Is there a standard way to approach this problem? Any help?

• This is a standard kind of problem in perturbation theory, where it is straightforward to get the second-order corrections to the energy. Getting the exact solution is much trickier.
– Buzz
Jun 7, 2022 at 12:24
• $A$ is not small though, so in general I can't use perturbation theory I think. Jun 7, 2022 at 12:31

The operators $$\hat C=\hat a^\dagger \hat a + \hat a\hat a^\dagger$$, $$\hat A=\hat a^\dagger \hat a^\dagger$$ and $$\hat B=\hat a\hat a$$ span an $$\mathfrak{su}(1,1)$$ Lie algebra.

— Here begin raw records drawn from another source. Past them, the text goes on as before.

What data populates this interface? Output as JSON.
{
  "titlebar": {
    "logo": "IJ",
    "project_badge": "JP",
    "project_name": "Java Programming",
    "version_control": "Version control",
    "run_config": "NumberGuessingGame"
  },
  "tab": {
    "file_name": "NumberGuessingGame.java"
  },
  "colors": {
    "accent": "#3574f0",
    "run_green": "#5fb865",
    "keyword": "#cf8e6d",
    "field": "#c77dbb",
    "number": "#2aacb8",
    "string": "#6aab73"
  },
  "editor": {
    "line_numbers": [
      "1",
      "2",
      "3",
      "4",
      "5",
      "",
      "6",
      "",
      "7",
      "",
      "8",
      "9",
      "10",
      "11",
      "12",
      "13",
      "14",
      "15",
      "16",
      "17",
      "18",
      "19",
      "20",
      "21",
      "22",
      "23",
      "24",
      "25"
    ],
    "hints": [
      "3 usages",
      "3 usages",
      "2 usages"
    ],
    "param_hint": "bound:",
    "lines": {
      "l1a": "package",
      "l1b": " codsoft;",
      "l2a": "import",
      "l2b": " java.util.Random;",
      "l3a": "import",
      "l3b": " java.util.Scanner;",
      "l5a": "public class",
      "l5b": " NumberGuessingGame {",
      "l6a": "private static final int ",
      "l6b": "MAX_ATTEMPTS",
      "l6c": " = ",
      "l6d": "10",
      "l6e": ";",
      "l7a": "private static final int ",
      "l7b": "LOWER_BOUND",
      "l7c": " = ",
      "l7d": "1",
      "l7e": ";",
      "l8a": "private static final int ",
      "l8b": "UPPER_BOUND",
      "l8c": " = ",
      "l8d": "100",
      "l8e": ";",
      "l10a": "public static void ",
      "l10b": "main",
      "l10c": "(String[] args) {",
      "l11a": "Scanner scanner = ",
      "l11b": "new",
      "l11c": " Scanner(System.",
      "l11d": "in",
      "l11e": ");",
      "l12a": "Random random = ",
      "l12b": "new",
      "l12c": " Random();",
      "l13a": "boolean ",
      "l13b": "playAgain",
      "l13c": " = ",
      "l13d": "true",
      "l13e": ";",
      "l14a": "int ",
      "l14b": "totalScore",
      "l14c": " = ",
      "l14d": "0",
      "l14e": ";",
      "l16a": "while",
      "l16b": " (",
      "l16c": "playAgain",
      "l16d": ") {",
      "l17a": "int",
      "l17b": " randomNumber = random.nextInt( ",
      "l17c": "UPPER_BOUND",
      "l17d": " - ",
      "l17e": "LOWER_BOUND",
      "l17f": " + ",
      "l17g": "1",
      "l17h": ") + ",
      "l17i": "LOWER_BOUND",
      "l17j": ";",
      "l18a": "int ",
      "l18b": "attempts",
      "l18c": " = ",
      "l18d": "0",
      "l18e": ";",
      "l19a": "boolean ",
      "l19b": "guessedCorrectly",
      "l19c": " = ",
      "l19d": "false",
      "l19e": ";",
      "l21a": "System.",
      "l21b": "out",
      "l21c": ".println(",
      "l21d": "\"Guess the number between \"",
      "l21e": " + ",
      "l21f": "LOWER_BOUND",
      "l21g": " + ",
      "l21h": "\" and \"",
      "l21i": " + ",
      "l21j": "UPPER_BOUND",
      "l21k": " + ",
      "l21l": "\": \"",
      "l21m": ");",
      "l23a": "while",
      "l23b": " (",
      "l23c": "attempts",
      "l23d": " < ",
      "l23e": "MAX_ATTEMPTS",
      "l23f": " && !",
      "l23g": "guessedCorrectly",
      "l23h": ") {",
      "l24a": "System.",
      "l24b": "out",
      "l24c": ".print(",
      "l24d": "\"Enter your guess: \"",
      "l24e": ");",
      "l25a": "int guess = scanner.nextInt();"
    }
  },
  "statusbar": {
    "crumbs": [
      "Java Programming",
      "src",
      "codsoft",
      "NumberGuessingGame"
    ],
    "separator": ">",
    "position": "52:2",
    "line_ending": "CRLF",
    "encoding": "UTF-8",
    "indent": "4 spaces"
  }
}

The problem is solved using an $$SU(1,1)$$ transformation $$T$$ (in your case that's just a Bogoliubov transformation) that will map $$\hat A$$ to a linear combination of $$\hat A,\hat B$$ and $$\hat C$$. The same transformation will also map $$\hat B$$ and $$\hat C$$ to linear combinations of $$\hat A,\hat B$$ and $$\hat C$$. One then chooses the parameters in $$T$$ to eliminate the non-diagonal terms.
There's another equivalent approach which is to write your Hamiltonian in terms of $$x$$ and $$p$$. With some elementary insight you should see how this is actually the Hamiltonian of a harmonic oscillator with frequency $$\omega^\prime$$ which is a multiple of the original frequency $$\omega$$ of your problem. Once $$\hat H$$ is expressed in terms of $$\omega^\prime$$ you can just quantize that in terms of new raising operators $$\hat b$$ and $$\hat b^\dagger$$.
It shouldn't be too hard for you to find literature on Bogoliubov transformations, or $$\mathfrak{su}(1,1)$$ (or equivalently $$\mathfrak{sp}(2,\mathbb{R})$$).
In fact, the Wikipedia article on Bogoliubov transformations is not a bad place to start. You should be able to invert $$\hat b=u\hat a+v\hat a^\dagger\, ,\qquad \hat b^\dagger=u^*\hat a^\dagger+v^*\hat a$$ and re-express your $$H$$ in terms of $$\hat b$$ and $$\hat b^\dagger$$, then choose $$u$$ and $$v$$ to eliminate the $$\hat b\hat b$$ and $$\hat b^\dagger\hat b^\dagger$$.